• Mary A. Dempsey

Asymmetric Relationships: 45 Years

Updated: Oct 1, 2018

The British film 45 Years, as with too many quiet dramas from Europe, slipped in and out of our local theater too fast. More than two years since its release, I finally watched it on Netflix and was surprised to find that it focused on a theme that weaves through the book I’m writing with journalist Marti Benedetti.

It is an issue that underpins many romances involving widows and widowers, the notion of unequal love.

In this unsettling film, Kate and Geoff Mercer (played by the remarkable Charlotte Rampling and Tom Courtenay) are days away from their 45th wedding anniversary when news arrives that shakes their relationship. The body of Tom’s long-ago girlfriend, who fell to her death during a hiking trip in the Swiss Alps half a century ago, has been located.

Tom’s agitated reaction and other once-hidden details lead Charlotte to a slow revelation: This woman was the love of Tom’s life. What does that mean for Charlotte? The shock has both members of this long, wistful marriage raggedly recalibrating their positions.

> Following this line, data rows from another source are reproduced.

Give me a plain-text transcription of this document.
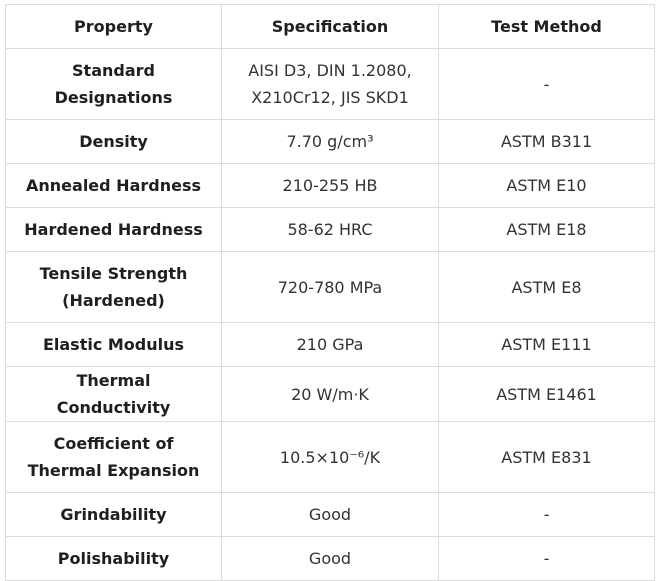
Property	Specification	Test Method
Standard Designations	AISI D3, DIN 1.2080, X210Cr12, JIS SKD1	-
Density	7.70 g/cm³	ASTM B311
Annealed Hardness	210-255 HB	ASTM E10
Hardened Hardness	58-62 HRC	ASTM E18
Tensile Strength (Hardened)	720-780 MPa	ASTM E8
Elastic Modulus	210 GPa	ASTM E111
Thermal Conductivity	20 W/m·K	ASTM E1461
Coefficient of Thermal Expansion	10.5×10⁻⁶/K	ASTM E831
Grindability	Good	-
Polishability	Good	-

When Marti and I began writing Death Did Us Part: Finding Love After Loss, our book focused on widows and widowers who seek a new chance at romance, we became aware that asymmetry in love could be the elephant in the room in many of these new relationships. Widows and widowers relish the idea of companionship, happy sex and many of the other joys that marked their previous relationships. But one thing they usually are not searching for is the love of their life.

Most already found that person in their previous life chapter.

“This is the one thing that had stopped me from dating at first. I’d already had this great love and I didn’t think you can have that again,” said one widow we interviewed. Her husband had died in his 50s.

“If you meet someone new, won’t it be a comeuppance, a shock, when they come to realize this?” she added.

This asymmetry is one of the many things that we believe make widows and widowers different from others out in the dating arena.

In 45 Years, the truth slowly unravels for the Mercers, upsetting their peaceful life and forcing each to confront the implications. That it happens so late in their connection is the wrenching twist.

Of course, there will always be exceptions to the “unequal love” formula. As one widow told us: “Who knows, maybe you can end up with two loves of your life. Or maybe three.”